Rush Limbaugh’s Death Evokes Little Sympathy From Progressives on Social Media

Talk radio host Rush Limbaugh, who hosted his eponymous radio program “The Rush Limbaugh Show” for the past 32 years, died on Wednesday, his wife announced on his show. He was 70 years old.

Limbaugh announced in February 2020 that he was diagnosed with advanced Stage 4 lung cancer. Shortly after, former President Donald Trump controversially awarded him with the Presidential Medal of Freedom during that year’s State of the Union address.

Limbaugh’s rise in talk radio led him to influence, often in detrimental ways, the conservative movement over the past few decades. Often lacking in policy points but heavy on personal attacks, Limbaugh’s show went after a number of groups, including feminists, members of the LGBTQ community, and racial minorities, as well as left-leaning individuals and organizations in general.

Limbaugh rarely held back or exercised restraint in his attacks, which were often baseless and petty — including several comments he made in the 1990s about the physical appearance of then-teenager Chelsea Clinton. He helped shape right-wing radio with such attacks, which were copied by countless other commentators throughout the country, frequently with the same hateful and vitriolic bantering he’d spout off on the daily show.

Some of Limbaugh’s more notable and detestable moments included calling Georgetown University law student Sandra Fluke a “slut” and a “prostitute” in 2012 for daring to suggest women deserved access to birth control; promulgating the “birtherism” conspiracy theory that wrongly alleged former President Barack Obama wasn’t born in the U.S.; and more recently, pushing the unsubstantiated claims of a supposed “deep state” working against Trump during his only term in office.

His commentary often resulted in dangerous views that put his own listeners’ lives at risk. Limbaugh, for example, dismissed coronavirus as nothing more than the “common cold” at the early stages of the pandemic.

Just last month, the radio host also made some approving remarks about the January 6 attack of the Capitol building, which was carried out by a mob of Trump loyalists and resulted in at least seven deaths, including in the weeks following.

Several progressive voices spoke out about Limbaugh’s legacy, which they said would not be remembered well.

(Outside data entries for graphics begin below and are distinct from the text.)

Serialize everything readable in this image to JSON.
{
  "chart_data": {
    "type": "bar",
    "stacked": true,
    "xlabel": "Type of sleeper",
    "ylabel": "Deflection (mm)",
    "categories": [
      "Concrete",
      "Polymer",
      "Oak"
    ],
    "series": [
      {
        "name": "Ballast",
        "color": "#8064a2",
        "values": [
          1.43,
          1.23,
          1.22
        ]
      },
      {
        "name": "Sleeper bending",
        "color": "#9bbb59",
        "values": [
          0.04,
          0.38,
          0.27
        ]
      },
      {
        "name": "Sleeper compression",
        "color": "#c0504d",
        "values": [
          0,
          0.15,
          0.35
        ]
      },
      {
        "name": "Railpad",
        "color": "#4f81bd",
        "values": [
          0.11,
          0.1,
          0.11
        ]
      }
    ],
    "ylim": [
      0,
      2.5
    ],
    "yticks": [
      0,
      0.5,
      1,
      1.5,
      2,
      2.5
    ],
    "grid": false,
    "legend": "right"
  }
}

Many recounted Limbaugh in general ways, pointing out that he helped to widen the divisive political gap in the U.S. through his programming and constant attacks over the past few decades:

Others cited specific examples of Limbaugh’s cruel and bitter criticism of other individuals, sharing personal experiences of his attacks or remembering when he used his golden microphone to launch attacks against others:

Limbaugh’s rise to fame would not have been possible were it not for the deregulation of the telecommunications industry, former Federal Communications Commission chairman Reed Hundt explained:

Enacted 25 years ago, the Telecommunications Act barred the FCC from opposing the roll up of thousands of local radio stations by a few firms. These were mostly conservative politically. They wanted to give Limbaugh and similar conservative speakers [n]ational platforms. [Former Speaker of the House Newt] Gingrich insisted on this measure as a price for supporting [the] whole Act. Local radio, with local content matched to local taste, was soon bought up, changed into a conservative platform.

Many on the right spoke positively about Limbaugh. They also criticized others who recalled his legacy of hate and vitriol on social media — but as journalist Neil King pointed out, the talk radio host himself often engaged in similar behavior when his political opponents passed away.

“In case you’re shy about lambasting Limbaugh for what he was, he scoffed at the ‘slobbering media coverage’ the day [former U.S. Senator] Ted Kennedy died and called him the sort of politician who ‘takes money from people who work and gives it to people who don’t work,'” King wrote.

Within an hour of Limbaugh’s death being announced, Trump called into Fox News, breaking a media silence he’s held onto for the past several weeks in order to talk about the life of the radio host.

“He is a legend. He really is. There aren’t too many legends around. But he is a legend,” Trump said, describing how people who listened to Limbaugh on a daily basis were engaged in “a religious experience” while doing so.

The White House has so far maintained silence and President Joe Biden has not commented on Limbaugh’s passing. When Press Secretary Jen Psaki was asked whether Biden would speak later on about Limbaugh during a press briefing at the White House Wednesday, she replied that she didn’t anticipate the president doing so.

Biden’s “condolences go out to the family and the friends of Rush Limbaugh, who have, of course, lost him today,” Psaki added.